Il se tut. Il remarqua que maintenant, Mme Weasley pleurait vraiment, à cours d'argument, il se précipita vers la cour afin de se calmer. Ce qui se passa par la suite, se passa en très peu de temps. Il entendit une voix d'homme derrière lui. Il se retourna et se trouva face à Ron.
- Pourquoi te comportes-tu ainsi avec elle ? cria-t-il
- Elle ferait mieux de se mêler de ce qui lui regarde, pour changer, vociféra Harry.
Ron ne put en entendre d'avantage, il sortit sa baguette, plus vite que l'aurait crut Harry, qui n'eut pas le temps de sortir la sienne et il le stupéfixia, mais le coup rata Harry. Il profita de cette erreur, pour sortir sa baguette.
- Expelliarmus !
La baguette de Ron fut projetée sur le toi de la maison.
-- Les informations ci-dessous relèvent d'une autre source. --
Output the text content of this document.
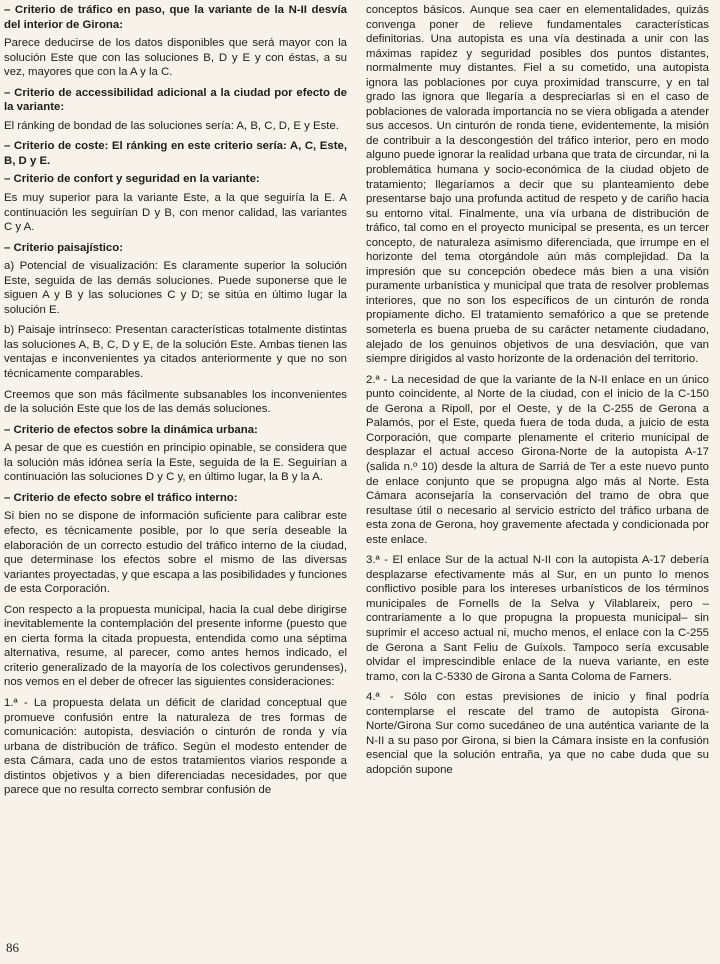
– Criterio de tráfico en paso, que la variante de la N-II desvía del interior de Girona:

Parece deducirse de los datos disponibles que será mayor con la solución Este que con las soluciones B, D y E y con éstas, a su vez, mayores que con la A y la C.

– Criterio de accessibilidad adicional a la ciudad por efecto de la variante:

El ránking de bondad de las soluciones sería: A, B, C, D, E y Este.

– Criterio de coste: El ránking en este criterio sería: A, C, Este, B, D y E.
– Criterio de confort y seguridad en la variante:

Es muy superior para la variante Este, a la que seguiría la E. A continuación les seguirían D y B, con menor calidad, las variantes C y A.

– Criterio paisajístico:

a) Potencial de visualización: Es claramente superior la solución Este, seguida de las demás soluciones. Puede suponerse que le siguen A y B y las soluciones C y D; se sitúa en último lugar la solución E.

b) Paisaje intrínseco: Presentan características totalmente distintas las soluciones A, B, C, D y E, de la solución Este. Ambas tienen las ventajas e inconvenientes ya citados anteriormente y que no son técnicamente comparables.

Creemos que son más fácilmente subsanables los inconvenientes de la solución Este que los de las demás soluciones.

– Criterio de efectos sobre la dinámica urbana:

A pesar de que es cuestión en principio opinable, se considera que la solución más idónea sería la Este, seguida de la E. Seguirían a continuación las soluciones D y C y, en último lugar, la B y la A.

– Criterio de efecto sobre el tráfico interno:

Si bien no se dispone de información suficiente para calibrar este efecto, es técnicamente posible, por lo que sería deseable la elaboración de un correcto estudio del tráfico interno de la ciudad, que determinase los efectos sobre el mismo de las diversas variantes proyectadas, y que escapa a las posibilidades y funciones de esta Corporación.

Con respecto a la propuesta municipal, hacia la cual debe dirigirse inevitablemente la contemplación del presente informe (puesto que en cierta forma la citada propuesta, entendida como una séptima alternativa, resume, al parecer, como antes hemos indicado, el criterio generalizado de la mayoría de los colectivos gerundenses), nos vemos en el deber de ofrecer las siguientes consideraciones:

1.ª - La propuesta delata un déficit de claridad conceptual que promueve confusión entre la naturaleza de tres formas de comunicación: autopista, desviación o cinturón de ronda y vía urbana de distribución de tráfico. Según el modesto entender de esta Cámara, cada uno de estos tratamientos viarios responde a distintos objetivos y a bien diferenciadas necesidades, por que parece que no resulta correcto sembrar confusión de

conceptos básicos. Aunque sea caer en elementalidades, quizás convenga poner de relieve fundamentales características definitorias. Una autopista es una vía destinada a unir con las máximas rapidez y seguridad posibles dos puntos distantes, normalmente muy distantes. Fiel a su cometido, una autopista ignora las poblaciones por cuya proximidad transcurre, y en tal grado las ignora que llegaría a despreciarlas si en el caso de poblaciones de valorada importancia no se viera obligada a atender sus accesos. Un cinturón de ronda tiene, evidentemente, la misión de contribuir a la descongestión del tráfico interior, pero en modo alguno puede ignorar la realidad urbana que trata de circundar, ni la problemática humana y socio-económica de la ciudad objeto de tratamiento; llegaríamos a decir que su planteamiento debe presentarse bajo una profunda actitud de respeto y de cariño hacia su entorno vital. Finalmente, una vía urbana de distribución de tráfico, tal como en el proyecto municipal se presenta, es un tercer concepto, de naturaleza asimismo diferenciada, que irrumpe en el horizonte del tema otorgándole aún más complejidad. Da la impresión que su concepción obedece más bien a una visión puramente urbanística y municipal que trata de resolver problemas interiores, que no son los específicos de un cinturón de ronda propiamente dicho. El tratamiento semafórico a que se pretende someterla es buena prueba de su carácter netamente ciudadano, alejado de los genuinos objetivos de una desviación, que van siempre dirigidos al vasto horizonte de la ordenación del territorio.

2.ª - La necesidad de que la variante de la N-II enlace en un único punto coincidente, al Norte de la ciudad, con el inicio de la C-150 de Gerona a Ripoll, por el Oeste, y de la C-255 de Gerona a Palamós, por el Este, queda fuera de toda duda, a juicio de esta Corporación, que comparte plenamente el criterio municipal de desplazar el actual acceso Girona-Norte de la autopista A-17 (salida n.º 10) desde la altura de Sarriá de Ter a este nuevo punto de enlace conjunto que se propugna algo más al Norte. Esta Cámara aconsejaría la conservación del tramo de obra que resultase útil o necesario al servicio estricto del tráfico urbana de esta zona de Gerona, hoy gravemente afectada y condicionada por este enlace.

3.ª - El enlace Sur de la actual N-II con la autopista A-17 debería desplazarse efectivamente más al Sur, en un punto lo menos conflictivo posible para los intereses urbanísticos de los términos municipales de Fornells de la Selva y Vilablareix, pero –contrariamente a lo que propugna la propuesta municipal– sin suprimir el acceso actual ni, mucho menos, el enlace con la C-255 de Gerona a Sant Feliu de Guíxols. Tampoco sería excusable olvidar el imprescindible enlace de la nueva variante, en este tramo, con la C-5330 de Girona a Santa Coloma de Farners.

4.ª - Sólo con estas previsiones de inicio y final podría contemplarse el rescate del tramo de autopista Girona-Norte/Girona Sur como sucedáneo de una auténtica variante de la N-II a su paso por Girona, si bien la Cámara insiste en la confusión esencial que la solución entraña, ya que no cabe duda que su adopción supone

86
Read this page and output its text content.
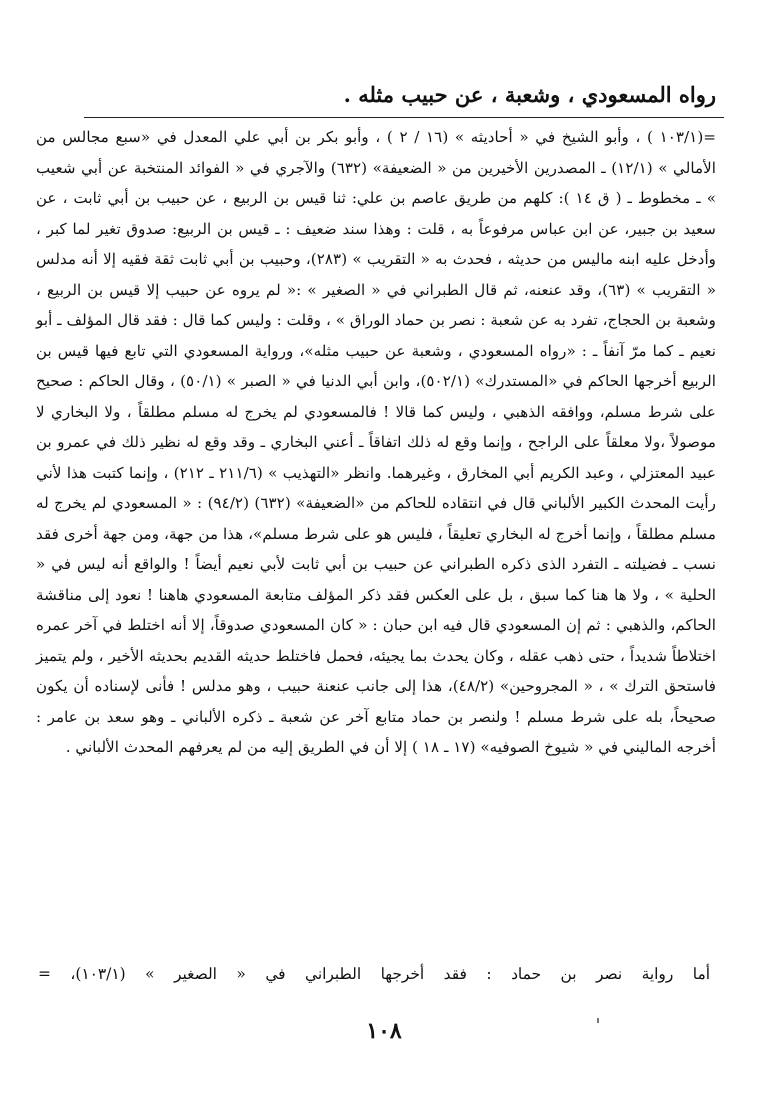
رواه المسعودي ، وشعبة ، عن حبيب مثله .

=(١٠٣/١ ) ، وأبو الشيخ في « أحاديثه » (١٦ / ٢ ) ، وأبو بكر بن أبي علي المعدل في «سبع مجالس من الأمالي » (١٢/١) ـ المصدرين الأخيرين من « الضعيفة» (٦٣٢) والآجري في « الفوائد المنتخبة عن أبي شعيب » ـ مخطوط ـ ( ق ١٤ ): كلهم من طريق عاصم بن علي: ثنا قيس بن الربيع ، عن حبيب بن أبي ثابت ، عن سعيد بن جبير، عن ابن عباس مرفوعاً به ، قلت : وهذا سند ضعيف : ـ قيس بن الربيع: صدوق تغير لما كبر ، وأدخل عليه ابنه ماليس من حديثه ، فحدث به « التقريب » (٢٨٣)، وحبيب بن أبي ثابت ثقة فقيه إلا أنه مدلس « التقريب » (٦٣)، وقد عنعنه، ثم قال الطبراني في « الصغير » :« لم يروه عن حبيب إلا قيس بن الربيع ، وشعبة بن الحجاج، تفرد به عن شعبة : نصر بن حماد الوراق » ، وقلت : وليس كما قال : فقد قال المؤلف ـ أبو نعيم ـ كما مرّ آنفاً ـ : «رواه المسعودي ، وشعبة عن حبيب مثله»، ورواية المسعودي التي تابع فيها قيس بن الربيع أخرجها الحاكم في «المستدرك» (٥٠٢/١)، وابن أبي الدنيا في « الصبر » (٥٠/١) ، وقال الحاكم : صحيح على شرط مسلم، ووافقه الذهبي ، وليس كما قالا ! فالمسعودي لم يخرج له مسلم مطلقاً ، ولا البخاري لا موصولاً ،ولا معلقاً على الراجح ، وإنما وقع له ذلك اتفاقاً ـ أعني البخاري ـ وقد وقع له نظير ذلك في عمرو بن عبيد المعتزلي ، وعبد الكريم أبي المخارق ، وغيرهما. وانظر «التهذيب » (٢١١/٦ ـ ٢١٢) ، وإنما كتبت هذا لأني رأيت المحدث الكبير الألباني قال في انتقاده للحاكم من «الضعيفة» (٦٣٢) (٩٤/٢) : « المسعودي لم يخرج له مسلم مطلقاً ، وإنما أخرج له البخاري تعليقاً ، فليس هو على شرط مسلم»، هذا من جهة، ومن جهة أخرى فقد نسب ـ فضيلته ـ التفرد الذى ذكره الطبراني عن حبيب بن أبي ثابت لأبي نعيم أيضاً ! والواقع أنه ليس في « الحلية » ، ولا ها هنا كما سبق ، بل على العكس فقد ذكر المؤلف متابعة المسعودي هاهنا ! نعود إلى مناقشة الحاكم، والذهبي : ثم إن المسعودي قال فيه ابن حبان : « كان المسعودي صدوقاً، إلا أنه اختلط في آخر عمره اختلاطاً شديداً ، حتى ذهب عقله ، وكان يحدث بما يجيئه، فحمل فاختلط حديثه القديم بحديثه الأخير ، ولم يتميز فاستحق الترك » ، « المجروحين» (٤٨/٢)، هذا إلى جانب عنعنة حبيب ، وهو مدلس ! فأنى لإسناده أن يكون صحيحاً، بله على شرط مسلم ! ولنصر بن حماد متابع آخر عن شعبة ـ ذكره الألباني ـ وهو سعد بن عامر : أخرجه الماليني في « شيوخ الصوفيه» (١٧ ـ ١٨ ) إلا أن في الطريق إليه من لم يعرفهم المحدث الألباني .

أما رواية نصر بن حماد : فقد أخرجها الطبراني في « الصغير » (١٠٣/١)، =
١٠٨
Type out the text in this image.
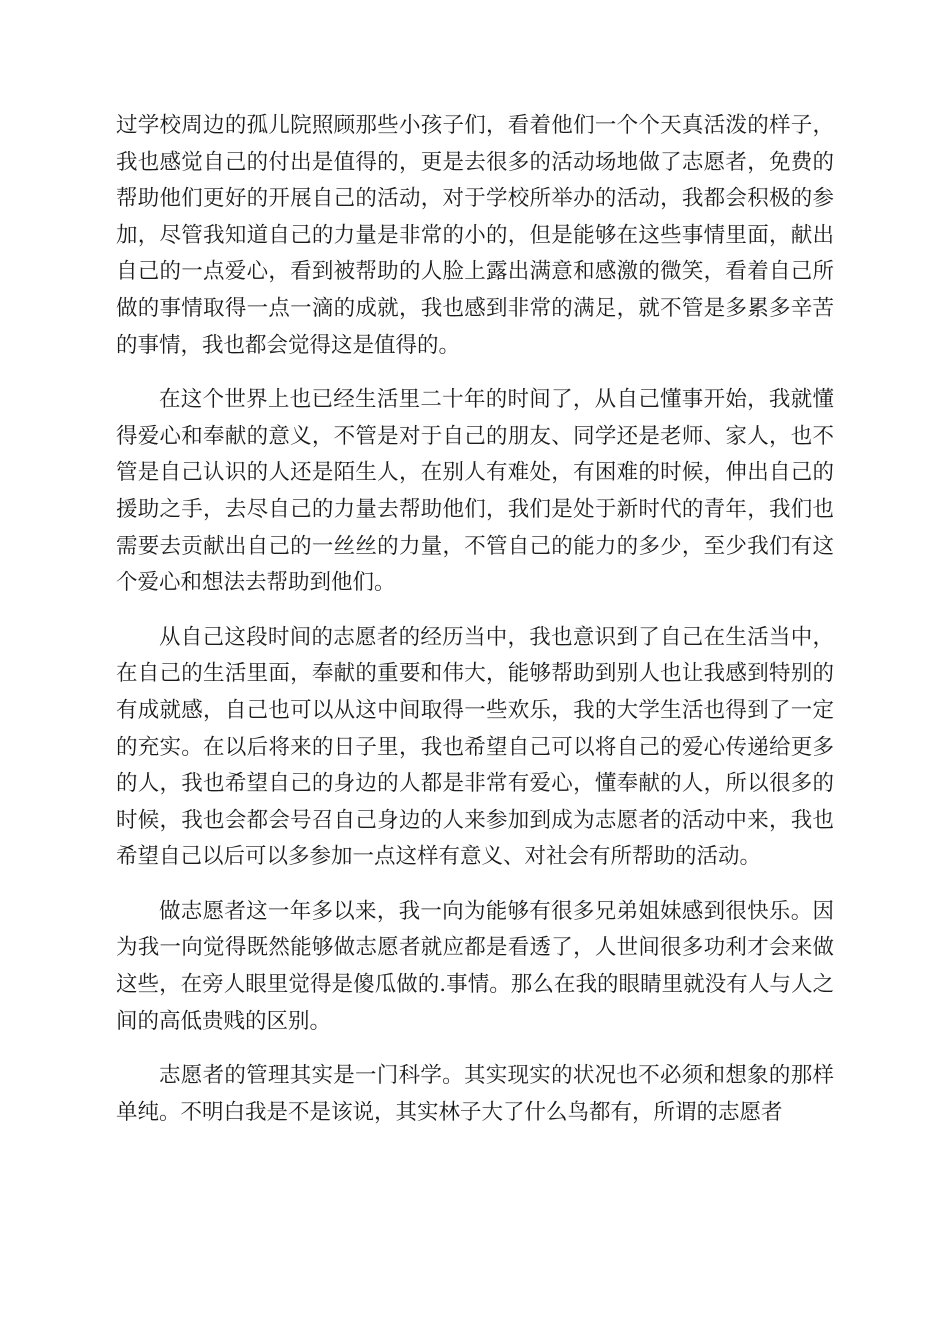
过学校周边的孤儿院照顾那些小孩子们，看着他们一个个天真活泼的样子，我也感觉自己的付出是值得的，更是去很多的活动场地做了志愿者，免费的帮助他们更好的开展自己的活动，对于学校所举办的活动，我都会积极的参加，尽管我知道自己的力量是非常的小的，但是能够在这些事情里面，献出自己的一点爱心，看到被帮助的人脸上露出满意和感激的微笑，看着自己所做的事情取得一点一滴的成就，我也感到非常的满足，就不管是多累多辛苦的事情，我也都会觉得这是值得的。

在这个世界上也已经生活里二十年的时间了，从自己懂事开始，我就懂得爱心和奉献的意义，不管是对于自己的朋友、同学还是老师、家人，也不管是自己认识的人还是陌生人，在别人有难处，有困难的时候，伸出自己的援助之手，去尽自己的力量去帮助他们，我们是处于新时代的青年，我们也需要去贡献出自己的一丝丝的力量，不管自己的能力的多少，至少我们有这个爱心和想法去帮助到他们。

从自己这段时间的志愿者的经历当中，我也意识到了自己在生活当中，在自己的生活里面，奉献的重要和伟大，能够帮助到别人也让我感到特别的有成就感，自己也可以从这中间取得一些欢乐，我的大学生活也得到了一定的充实。在以后将来的日子里，我也希望自己可以将自己的爱心传递给更多的人，我也希望自己的身边的人都是非常有爱心，懂奉献的人，所以很多的时候，我也会都会号召自己身边的人来参加到成为志愿者的活动中来，我也希望自己以后可以多参加一点这样有意义、对社会有所帮助的活动。

做志愿者这一年多以来，我一向为能够有很多兄弟姐妹感到很快乐。因为我一向觉得既然能够做志愿者就应都是看透了，人世间很多功利才会来做这些，在旁人眼里觉得是傻瓜做的.事情。那么在我的眼睛里就没有人与人之间的高低贵贱的区别。

志愿者的管理其实是一门科学。其实现实的状况也不必须和想象的那样单纯。不明白我是不是该说，其实林子大了什么鸟都有，所谓的志愿者
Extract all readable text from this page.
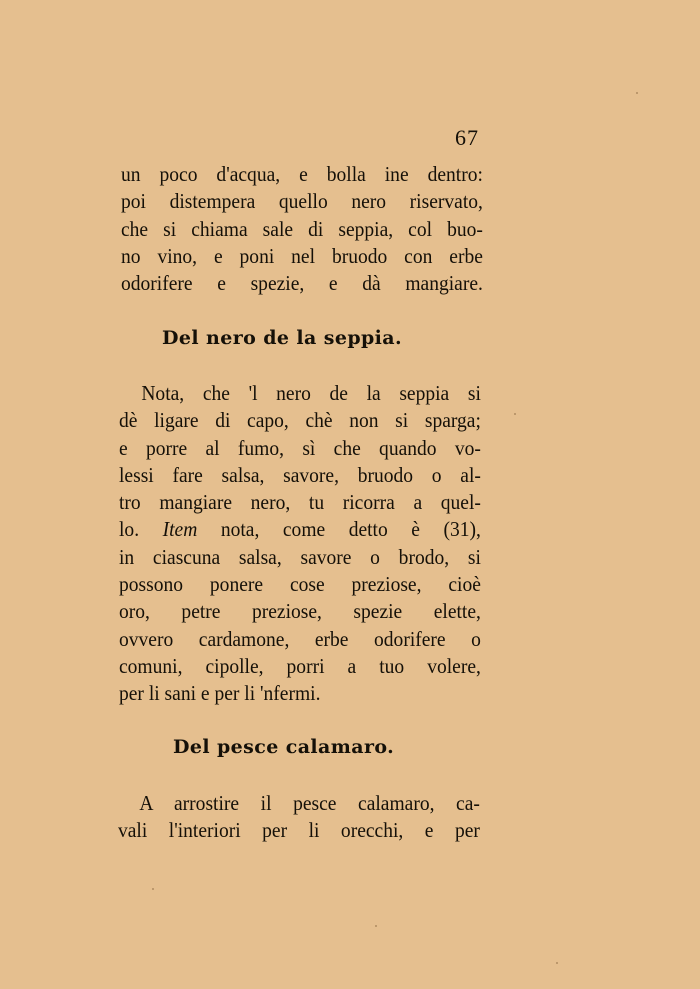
67
un poco d'acqua, e bolla ine dentro:
poi distempera quello nero riservato,
che si chiama sale di seppia, col buo-
no vino, e poni nel bruodo con erbe
odorifere e spezie, e dà mangiare.
Del nero de la seppia.
Nota, che 'l nero de la seppia si
dè ligare di capo, chè non si sparga;
e porre al fumo, sì che quando vo-
lessi fare salsa, savore, bruodo o al-
tro mangiare nero, tu ricorra a quel-
lo. Item nota, come detto è (31),
in ciascuna salsa, savore o brodo, si
possono ponere cose preziose, cioè
oro, petre preziose, spezie elette,
ovvero cardamone, erbe odorifere o
comuni, cipolle, porri a tuo volere,
per li sani e per li 'nfermi.
Del pesce calamaro.
A arrostire il pesce calamaro, ca-
vali l'interiori per li orecchi, e per
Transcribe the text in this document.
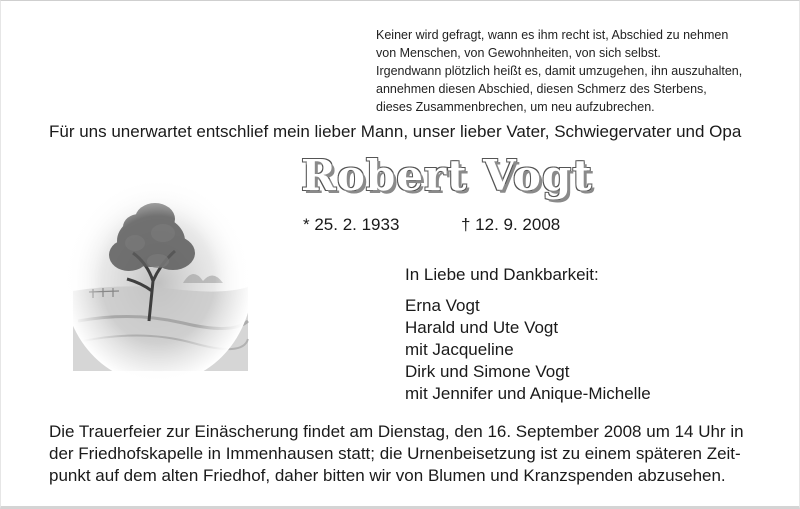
Keiner wird gefragt, wann es ihm recht ist, Abschied zu nehmen
von Menschen, von Gewohnheiten, von sich selbst.
Irgendwann plötzlich heißt es, damit umzugehen, ihn auszuhalten,
annehmen diesen Abschied, diesen Schmerz des Sterbens,
dieses Zusammenbrechen, um neu aufzubrechen.
Für uns unerwartet entschlief mein lieber Mann, unser lieber Vater, Schwiegervater und Opa
Robert Vogt
* 25. 2. 1933	† 12. 9. 2008
In Liebe und Dankbarkeit:
Erna Vogt
Harald und Ute Vogt
mit Jacqueline
Dirk und Simone Vogt
mit Jennifer und Anique-Michelle
Die Trauerfeier zur Einäscherung findet am Dienstag, den 16. September 2008 um 14 Uhr in
der Friedhofskapelle in Immenhausen statt; die Urnenbeisetzung ist zu einem späteren Zeit-
punkt auf dem alten Friedhof, daher bitten wir von Blumen und Kranzspenden abzusehen.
A hauteur de la fenêtre de Ginny. Harry remarqua que celle-ci regardait par la fenêtre affolée de ce qui était en train de se passer. Ron profita de ce court instant d'inattention pour se ruer vers Harry et lui coller son poing en plein sur le nez de son adversaire.
Harry, désorienté, tomba à terre et mit sa main sur son nez, il remarqua qu'un fluide visqueux et tiède coulait. Il regarda Ron avec fureur. Il visa sa baguette en plein dans le coeur de Ron et le stupéfixia.
Ron fut alors projeté jusqu'à la porte de la cuisine, où Mme Weasley, Hermione et Ginny regardaient le combat dans un silence effrayant. Ron se releva faiblement et dit à l'adresse d'Harry.
- Je ne veux plus te voir ici ! Dégage…
Harry croisa le regard de Ginny. Celle-ci était effrayée par ce qu'elle voyait. Harry s'en voulu alors. Il venait de se rendre compte de ce qu'il venait de faire. Il avait rompu son amitié avec son plus vieil ami.
- DEGAGE ! cria Ron à nouveau
Harry ne se fit pas prier plus de deux fois. Il se retourna, se dirigea vers le portail. Arrivé à celui-ci, il posa une main sur la portiére, se retourna, adressa un regard mêlé d'excuse à l'adresse de Mme Weasley et sortit. Une fois à l'extérieur de la propriété, il tourna sur lui-même et disparut.